"Killing Them Softly" stylish and darkly funny but self-indulgent and heavy-handed



Killing Them Softly (2012)
97 min., rated R.

"Killing Them Softly" wants to be more than just some empty blood-and-grit gangster pic, not just alluding to the specificity of the 2008 economic recession, but hammering it into our heads like an anvil backfiring and dropping on Wile E. Coyote. Based on George V. Higgins' novel "Cogan's Trade," Kiwi writer-director Andrew Dominik's crime thriller, his follow-up to 2007's masterfully lyrical and haunting "The Assassination of Jesse James by the Coward Robert Ford," loads on the allegorical subtext to annoyingly heavy-handed effect. But, while it's also a shade too self-indulgent, "Killing Them Softly" is strikingly shot, rawly violent, and blackly amusing as a genre piece.

Just as the financial collapse is upon us, the organized crime world is having its hard times, too. Frankie (Scoot McNairy) is in need of some quick cash, so Johnny "Squirrel" Amato (Vincent Curatola) suckers him into robbing two briefcases of money from a poker game, run by Markie Trattman (Ray Liotta). Australian heroin addict Russell (Ben Mendelsohn) is hired to go in with Frankie, and the two hair-brained crooks get away with it (with yellow dishwashing gloves and sawed-up shotguns, no less). Markie organized a previous robbery at a game, but this time (which he didn't mastermind), he's going to be held responsible and punished anyway. Enter mob enforcer Jackie Cogan (Brad Pitt), who prefers killing softly, to clean up the mess without any fuss.

It's no coincidence that the film is set in the rough and tough world of crime-laden Boston, not unlike "The Friends of Eddie Coyle" (also based on Higgins' first novel). Greig Fraser's lensing is seasonably gritty, with a few show-offy touches (a camera is mounted on the car door), and the town looks very stark, wet, and greasy. Each shot has obviously been given a good amount of thought by Dominik, from the very tense card-game heist, to one stylish drive-by sequence of a bullet shooting out of a gun barrel through a window and exploding into a skull in ultra-slow-motion, to the irony of cutting from a brutal beating/shooting to musical standards (i.e. "Life Is Just a Bowl of Cherries" and Johnny Cash's "The Man Comes Around"). There's also the funniest car explosion you'll ever see.

The film is deliberately paced, amounting to long stretches of Dominik taking on Quentin Tarantino's ear for juicy, profanely amusing dialogue and just letting his characters be loquacious. Every once in a while, a scene will quietly erupt into a sudden act of violence, kind of like one in a Tarantino or Martin Scorsese joint. Despite the title, the violence here is not soft, but harsh and visceral. Not for the faint of heart, one scene features a character receiving a hard, bone-crunching beating in the rain, and we feel every punch and kick. "Killing Them Softly" has moments of brilliance, but slows its roll a bit too much with spare plotting and kills a lot of time with indulgent interactions and monologues.
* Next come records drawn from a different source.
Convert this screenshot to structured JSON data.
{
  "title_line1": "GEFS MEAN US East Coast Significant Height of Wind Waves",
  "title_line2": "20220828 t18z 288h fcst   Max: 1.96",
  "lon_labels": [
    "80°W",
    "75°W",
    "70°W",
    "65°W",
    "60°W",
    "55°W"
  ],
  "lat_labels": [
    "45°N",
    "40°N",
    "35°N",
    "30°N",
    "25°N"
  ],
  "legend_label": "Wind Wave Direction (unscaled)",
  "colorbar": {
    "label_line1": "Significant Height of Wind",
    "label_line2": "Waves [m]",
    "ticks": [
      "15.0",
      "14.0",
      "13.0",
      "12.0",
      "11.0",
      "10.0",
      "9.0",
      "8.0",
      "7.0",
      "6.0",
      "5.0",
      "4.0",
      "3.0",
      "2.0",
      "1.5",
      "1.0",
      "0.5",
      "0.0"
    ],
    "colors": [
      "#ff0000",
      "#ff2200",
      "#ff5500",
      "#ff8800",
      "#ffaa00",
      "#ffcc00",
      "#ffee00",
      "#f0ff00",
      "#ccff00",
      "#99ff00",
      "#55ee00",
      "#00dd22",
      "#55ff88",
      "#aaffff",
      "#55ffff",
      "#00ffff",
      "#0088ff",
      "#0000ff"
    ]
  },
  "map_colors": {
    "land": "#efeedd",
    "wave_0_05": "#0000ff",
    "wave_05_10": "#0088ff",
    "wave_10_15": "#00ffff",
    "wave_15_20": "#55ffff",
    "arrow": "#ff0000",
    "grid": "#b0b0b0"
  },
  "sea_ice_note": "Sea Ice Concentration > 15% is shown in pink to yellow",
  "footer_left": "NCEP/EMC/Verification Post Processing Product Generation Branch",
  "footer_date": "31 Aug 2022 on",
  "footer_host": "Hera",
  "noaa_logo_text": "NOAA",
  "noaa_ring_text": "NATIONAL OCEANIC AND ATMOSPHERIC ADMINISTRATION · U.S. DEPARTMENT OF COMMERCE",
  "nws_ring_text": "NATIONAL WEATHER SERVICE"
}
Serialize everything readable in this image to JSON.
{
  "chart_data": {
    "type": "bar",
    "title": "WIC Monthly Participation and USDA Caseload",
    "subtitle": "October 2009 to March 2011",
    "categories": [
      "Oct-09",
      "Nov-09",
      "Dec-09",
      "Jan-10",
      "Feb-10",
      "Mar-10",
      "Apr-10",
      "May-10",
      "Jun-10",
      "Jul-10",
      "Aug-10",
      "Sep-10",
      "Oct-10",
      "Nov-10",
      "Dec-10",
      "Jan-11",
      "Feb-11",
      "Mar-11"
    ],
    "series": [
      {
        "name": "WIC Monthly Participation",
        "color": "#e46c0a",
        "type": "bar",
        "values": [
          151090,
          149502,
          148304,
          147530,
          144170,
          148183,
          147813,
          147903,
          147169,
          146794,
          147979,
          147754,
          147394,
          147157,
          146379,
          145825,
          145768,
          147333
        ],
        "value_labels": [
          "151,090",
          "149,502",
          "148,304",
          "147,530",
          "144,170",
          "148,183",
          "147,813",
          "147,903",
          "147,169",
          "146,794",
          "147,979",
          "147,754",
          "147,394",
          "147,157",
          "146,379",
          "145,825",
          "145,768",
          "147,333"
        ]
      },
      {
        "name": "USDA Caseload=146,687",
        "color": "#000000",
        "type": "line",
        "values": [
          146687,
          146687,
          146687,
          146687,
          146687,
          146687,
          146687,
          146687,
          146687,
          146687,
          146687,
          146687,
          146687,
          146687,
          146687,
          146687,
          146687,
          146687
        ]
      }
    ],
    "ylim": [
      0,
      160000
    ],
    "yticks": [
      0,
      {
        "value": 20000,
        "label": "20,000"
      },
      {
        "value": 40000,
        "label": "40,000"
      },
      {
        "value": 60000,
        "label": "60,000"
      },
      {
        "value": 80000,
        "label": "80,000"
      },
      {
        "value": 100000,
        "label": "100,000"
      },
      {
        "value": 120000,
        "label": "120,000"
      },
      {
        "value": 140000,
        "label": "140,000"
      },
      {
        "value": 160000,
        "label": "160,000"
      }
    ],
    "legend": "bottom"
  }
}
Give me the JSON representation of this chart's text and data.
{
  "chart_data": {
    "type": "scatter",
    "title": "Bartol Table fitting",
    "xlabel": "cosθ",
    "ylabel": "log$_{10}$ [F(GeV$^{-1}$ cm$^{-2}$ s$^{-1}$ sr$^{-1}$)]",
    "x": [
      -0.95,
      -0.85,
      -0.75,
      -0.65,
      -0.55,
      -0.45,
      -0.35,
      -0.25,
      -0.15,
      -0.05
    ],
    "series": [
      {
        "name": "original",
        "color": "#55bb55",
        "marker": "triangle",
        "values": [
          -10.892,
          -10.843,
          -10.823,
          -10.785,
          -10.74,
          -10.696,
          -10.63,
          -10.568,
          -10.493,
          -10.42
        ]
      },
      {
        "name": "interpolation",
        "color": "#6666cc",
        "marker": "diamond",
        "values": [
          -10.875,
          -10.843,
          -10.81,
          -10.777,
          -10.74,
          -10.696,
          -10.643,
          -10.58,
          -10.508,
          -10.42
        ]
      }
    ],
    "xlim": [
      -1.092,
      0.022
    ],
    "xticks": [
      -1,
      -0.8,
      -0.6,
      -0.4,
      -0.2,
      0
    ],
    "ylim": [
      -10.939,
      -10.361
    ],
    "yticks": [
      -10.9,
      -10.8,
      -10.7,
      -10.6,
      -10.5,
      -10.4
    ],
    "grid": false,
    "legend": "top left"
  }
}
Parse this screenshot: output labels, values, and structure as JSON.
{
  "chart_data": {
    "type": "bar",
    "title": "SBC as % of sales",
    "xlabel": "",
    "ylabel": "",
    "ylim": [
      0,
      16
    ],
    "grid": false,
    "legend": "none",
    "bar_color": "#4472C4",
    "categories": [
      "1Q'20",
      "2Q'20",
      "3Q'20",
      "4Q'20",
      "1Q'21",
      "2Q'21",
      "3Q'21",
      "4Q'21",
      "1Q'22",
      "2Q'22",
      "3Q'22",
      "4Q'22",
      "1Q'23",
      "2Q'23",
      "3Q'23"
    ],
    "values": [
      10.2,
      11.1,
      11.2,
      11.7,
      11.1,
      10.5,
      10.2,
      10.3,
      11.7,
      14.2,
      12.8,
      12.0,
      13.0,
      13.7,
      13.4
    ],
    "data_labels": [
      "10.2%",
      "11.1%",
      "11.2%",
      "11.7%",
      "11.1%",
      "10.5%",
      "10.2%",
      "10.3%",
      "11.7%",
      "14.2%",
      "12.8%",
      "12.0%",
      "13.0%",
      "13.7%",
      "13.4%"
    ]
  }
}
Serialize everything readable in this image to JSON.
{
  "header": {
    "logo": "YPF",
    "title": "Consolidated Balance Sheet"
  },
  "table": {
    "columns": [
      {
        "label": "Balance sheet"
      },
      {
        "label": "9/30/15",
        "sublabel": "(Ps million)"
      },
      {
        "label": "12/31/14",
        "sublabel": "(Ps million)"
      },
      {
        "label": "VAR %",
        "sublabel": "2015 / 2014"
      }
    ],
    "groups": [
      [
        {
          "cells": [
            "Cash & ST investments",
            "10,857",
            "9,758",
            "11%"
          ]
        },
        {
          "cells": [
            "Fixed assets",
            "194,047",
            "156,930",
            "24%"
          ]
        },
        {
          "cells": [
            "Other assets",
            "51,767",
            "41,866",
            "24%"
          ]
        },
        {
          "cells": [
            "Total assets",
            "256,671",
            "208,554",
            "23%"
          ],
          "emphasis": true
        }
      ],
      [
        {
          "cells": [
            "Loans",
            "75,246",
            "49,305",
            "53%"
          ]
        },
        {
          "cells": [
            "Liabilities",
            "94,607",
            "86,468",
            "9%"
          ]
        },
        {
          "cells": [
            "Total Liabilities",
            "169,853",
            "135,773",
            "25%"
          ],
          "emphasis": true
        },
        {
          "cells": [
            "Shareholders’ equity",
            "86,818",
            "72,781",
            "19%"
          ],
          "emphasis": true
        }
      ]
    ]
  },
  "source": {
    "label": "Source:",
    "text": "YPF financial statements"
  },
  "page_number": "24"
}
The actors do no wrong, even if there's very little to any of the characters. Pitt headlines the film, like he did with Dominik's previous film as Jesse James, and effortlessly gives the dangerous Jackie a smooth coolness and smart cynicism, as well as star-quality charisma. McNairy and Mendelsohn make a perfectly blockheaded duo: the former portrays desperation and mounting anxiety like a pro, and the very sweaty, tweaked-out latter is given the showier part but he's still terrific. Liotta, in his "Goodfellas" wheelhouse, is much more vulnerable here than the typical wiseguy he does so well. Richard Jenkins gets little ground to stand on (literally) as the middle-man attorney, credited as Driver, who hires Jackie, but he keeps up with Pitt in their car-meeting dialogue. Coming from a different angle than Tony Soprano, James Gandolfini does multilayered work as hit man Mickey, Jackie's now-useless buddy, alternating between glazed, angry, depressed, and touchy-feely. He delivers some of the film's best scenes, and they have the most feeling.

As already mentioned, the story is set during America's economic collapse and wants to equate these mobsters to the backdrop, but we're incessantly reminded through campaign billboards, TVs, radio, and dialogue over and over again. From the get-go, jarringly intercut between a well-done tracking shot and Barack Obama's 2008 Democratic Convention speech, it's reported that the economy is in the crapper. Then, during the card-game heist, we hear Bush talking about our "financial future" in the background. Finally, in the last scene, Pitt's Jackie scoffs at Obama's televised "Change" speech: "We're one people…we're all the same. We're all equal." "America's not a country, it's a business." Everyone's on his own, and Jackie just wants his friggin' money. Who knew gunmen and low-lifes were just like us? Relevant point-making has never been less subtle, but at least it looks cool.